It is undeniable that the Supreme Court’s role as the Constitution’s sheet anchor has been weakened in recent times. This dilution, at least partly, owes to the court’s inability to devote itself substantially to the determination of important public questions. As Nick Robinson’s studies have demonstrated, the number of cases decided by constitution benches — benches comprising five or more judges — has steadily declined right from the Supreme Court’s inception. Between 1950 and 1954, almost 15 per cent of the total cases decided by the Supreme Court were decisions of constitution benches. By the time the 1970s came around, this figure had dipped below one per cent. Between 2005 and 2009, benches comprising five judges or more decided only a worryingly paltry 0.12 per cent of the court’s total decisions. This has meant that in spite of the specific precepts of Article 145(3) of the Constitution — which mandates that a minimum of five judges sit for the purpose of deciding any case involving a substantial question of constitutional law — division benches of two judges have increasingly decided important disputes requiring a nuanced interpretation of the Constitution.
For example, in December 2013, it was a bench of two judges, in Suresh Kumar Koushal v. Naz Foundation, which reversed the Delhi High Court’s momentous judgment declaring Section 377 of the Indian Penal Code, insofar as it criminalised homosexuality, as unconstitutional. Similarly, when last year in Shreya Singhal v. Union of India the Supreme Court struck down the pernicious Section 66A of the Information Technology Act, in the process paving the way for a refined thinking on the right to free speech, it was once again a bench of two judges that rendered the verdict.
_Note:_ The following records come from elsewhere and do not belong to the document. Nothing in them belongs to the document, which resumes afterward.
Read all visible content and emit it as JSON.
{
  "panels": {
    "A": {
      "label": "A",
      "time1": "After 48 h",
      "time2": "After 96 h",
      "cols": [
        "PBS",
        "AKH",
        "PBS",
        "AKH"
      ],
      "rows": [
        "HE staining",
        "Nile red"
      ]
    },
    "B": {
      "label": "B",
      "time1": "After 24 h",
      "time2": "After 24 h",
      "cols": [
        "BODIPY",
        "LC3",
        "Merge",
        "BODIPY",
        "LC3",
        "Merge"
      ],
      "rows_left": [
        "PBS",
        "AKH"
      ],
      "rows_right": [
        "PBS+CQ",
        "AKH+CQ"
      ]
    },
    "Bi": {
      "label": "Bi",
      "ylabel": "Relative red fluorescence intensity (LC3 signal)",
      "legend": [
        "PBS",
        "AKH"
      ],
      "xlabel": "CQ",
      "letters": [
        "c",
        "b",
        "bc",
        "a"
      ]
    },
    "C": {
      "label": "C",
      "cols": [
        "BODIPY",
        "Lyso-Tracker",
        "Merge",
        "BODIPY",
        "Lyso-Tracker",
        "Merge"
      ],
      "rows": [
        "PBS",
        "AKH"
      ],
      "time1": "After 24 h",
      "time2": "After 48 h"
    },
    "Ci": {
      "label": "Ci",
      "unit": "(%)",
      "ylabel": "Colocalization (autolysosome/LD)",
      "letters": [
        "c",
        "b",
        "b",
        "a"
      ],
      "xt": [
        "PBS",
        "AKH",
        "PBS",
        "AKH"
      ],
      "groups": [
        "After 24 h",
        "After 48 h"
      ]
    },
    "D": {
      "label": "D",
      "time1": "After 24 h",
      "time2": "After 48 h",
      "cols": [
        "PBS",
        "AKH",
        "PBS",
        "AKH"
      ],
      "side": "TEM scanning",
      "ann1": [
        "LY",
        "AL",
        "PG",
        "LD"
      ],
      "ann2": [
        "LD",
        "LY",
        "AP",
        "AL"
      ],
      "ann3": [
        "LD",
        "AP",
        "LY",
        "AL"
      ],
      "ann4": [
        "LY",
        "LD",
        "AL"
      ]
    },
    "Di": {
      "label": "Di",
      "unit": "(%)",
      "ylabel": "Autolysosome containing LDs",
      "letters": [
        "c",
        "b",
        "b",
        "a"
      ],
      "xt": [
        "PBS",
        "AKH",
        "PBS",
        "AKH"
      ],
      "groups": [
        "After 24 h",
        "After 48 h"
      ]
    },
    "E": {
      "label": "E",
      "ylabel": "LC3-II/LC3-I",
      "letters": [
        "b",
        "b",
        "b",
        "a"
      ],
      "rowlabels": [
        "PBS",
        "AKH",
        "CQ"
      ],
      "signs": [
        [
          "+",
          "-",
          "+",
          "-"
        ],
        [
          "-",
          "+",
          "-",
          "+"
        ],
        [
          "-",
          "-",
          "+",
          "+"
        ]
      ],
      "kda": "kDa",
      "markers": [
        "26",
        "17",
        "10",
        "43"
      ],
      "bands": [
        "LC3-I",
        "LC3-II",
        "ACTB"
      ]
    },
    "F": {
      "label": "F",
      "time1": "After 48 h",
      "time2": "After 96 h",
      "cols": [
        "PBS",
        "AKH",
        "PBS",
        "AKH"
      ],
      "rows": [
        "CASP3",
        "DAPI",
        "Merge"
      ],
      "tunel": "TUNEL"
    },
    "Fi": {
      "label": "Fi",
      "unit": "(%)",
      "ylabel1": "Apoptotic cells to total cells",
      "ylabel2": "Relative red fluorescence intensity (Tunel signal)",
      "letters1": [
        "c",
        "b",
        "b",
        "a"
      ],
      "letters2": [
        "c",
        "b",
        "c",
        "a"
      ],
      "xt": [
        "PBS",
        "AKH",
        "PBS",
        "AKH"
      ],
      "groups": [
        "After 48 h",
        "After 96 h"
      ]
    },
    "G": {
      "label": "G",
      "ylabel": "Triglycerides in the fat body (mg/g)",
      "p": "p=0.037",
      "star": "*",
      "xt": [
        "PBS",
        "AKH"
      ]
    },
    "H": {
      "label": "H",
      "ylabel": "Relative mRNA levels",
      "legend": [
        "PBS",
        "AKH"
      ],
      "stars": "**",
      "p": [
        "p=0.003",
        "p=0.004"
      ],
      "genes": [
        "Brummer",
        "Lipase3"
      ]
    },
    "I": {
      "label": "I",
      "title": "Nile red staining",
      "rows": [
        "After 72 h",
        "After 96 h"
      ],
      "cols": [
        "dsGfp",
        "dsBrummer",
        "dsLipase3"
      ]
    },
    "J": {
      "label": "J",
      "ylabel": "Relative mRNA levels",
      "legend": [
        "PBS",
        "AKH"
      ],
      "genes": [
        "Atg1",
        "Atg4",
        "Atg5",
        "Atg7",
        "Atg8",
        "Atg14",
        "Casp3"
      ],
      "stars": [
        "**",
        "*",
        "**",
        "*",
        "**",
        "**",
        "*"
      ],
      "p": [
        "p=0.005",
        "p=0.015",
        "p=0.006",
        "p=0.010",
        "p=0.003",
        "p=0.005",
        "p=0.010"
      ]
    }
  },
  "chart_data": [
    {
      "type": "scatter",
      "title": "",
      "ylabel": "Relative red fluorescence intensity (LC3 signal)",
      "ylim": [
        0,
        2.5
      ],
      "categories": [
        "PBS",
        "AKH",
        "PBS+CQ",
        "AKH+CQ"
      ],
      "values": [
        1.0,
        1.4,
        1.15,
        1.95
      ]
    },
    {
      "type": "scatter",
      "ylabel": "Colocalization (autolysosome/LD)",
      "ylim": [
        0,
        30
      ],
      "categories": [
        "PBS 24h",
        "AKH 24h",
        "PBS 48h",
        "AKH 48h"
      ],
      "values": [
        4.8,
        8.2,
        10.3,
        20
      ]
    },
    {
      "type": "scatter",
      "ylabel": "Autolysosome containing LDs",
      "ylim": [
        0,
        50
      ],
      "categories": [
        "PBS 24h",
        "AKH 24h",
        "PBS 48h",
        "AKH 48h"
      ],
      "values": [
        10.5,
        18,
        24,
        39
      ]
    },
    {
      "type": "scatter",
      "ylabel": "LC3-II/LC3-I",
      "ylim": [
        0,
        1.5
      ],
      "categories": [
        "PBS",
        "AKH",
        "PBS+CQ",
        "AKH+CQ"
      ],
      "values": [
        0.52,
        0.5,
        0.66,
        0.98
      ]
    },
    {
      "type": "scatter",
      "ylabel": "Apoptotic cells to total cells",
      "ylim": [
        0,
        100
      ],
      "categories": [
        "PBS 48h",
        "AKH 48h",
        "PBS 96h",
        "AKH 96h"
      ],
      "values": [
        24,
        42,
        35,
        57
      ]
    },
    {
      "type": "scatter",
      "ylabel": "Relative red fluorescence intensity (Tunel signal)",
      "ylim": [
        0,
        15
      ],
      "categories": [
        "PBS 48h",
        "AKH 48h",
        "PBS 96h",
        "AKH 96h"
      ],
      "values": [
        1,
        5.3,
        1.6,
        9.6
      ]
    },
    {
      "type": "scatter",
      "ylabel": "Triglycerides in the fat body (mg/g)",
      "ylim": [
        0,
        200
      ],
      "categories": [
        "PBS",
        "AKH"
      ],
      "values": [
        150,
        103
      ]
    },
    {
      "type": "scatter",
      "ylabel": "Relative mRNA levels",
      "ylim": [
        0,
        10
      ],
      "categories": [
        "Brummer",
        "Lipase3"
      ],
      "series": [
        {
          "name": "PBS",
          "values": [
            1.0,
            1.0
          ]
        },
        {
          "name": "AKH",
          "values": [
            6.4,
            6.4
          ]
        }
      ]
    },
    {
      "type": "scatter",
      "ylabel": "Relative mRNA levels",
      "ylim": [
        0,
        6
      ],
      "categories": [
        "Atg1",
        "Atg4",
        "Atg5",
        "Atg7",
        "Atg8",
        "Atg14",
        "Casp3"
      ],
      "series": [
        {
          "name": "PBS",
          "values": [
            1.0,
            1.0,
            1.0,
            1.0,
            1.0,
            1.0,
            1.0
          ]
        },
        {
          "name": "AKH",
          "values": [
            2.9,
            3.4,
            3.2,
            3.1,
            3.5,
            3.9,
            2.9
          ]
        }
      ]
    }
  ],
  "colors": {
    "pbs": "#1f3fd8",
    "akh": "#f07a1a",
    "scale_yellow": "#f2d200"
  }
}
What we have, therefore, is a quite unusual scheme of constitutionalism where any given pair of two individuals is vested with the enormous power of ruling conclusively on significant matters of public importance. This phenomenon — still relatively recent — of rulings by two-judge benches in noteworthy cases has coincided with the court’s mounting docket. What’s clearly evident is that this manner of functioning is far from what the Constitution’s framers envisaged of the Supreme Court.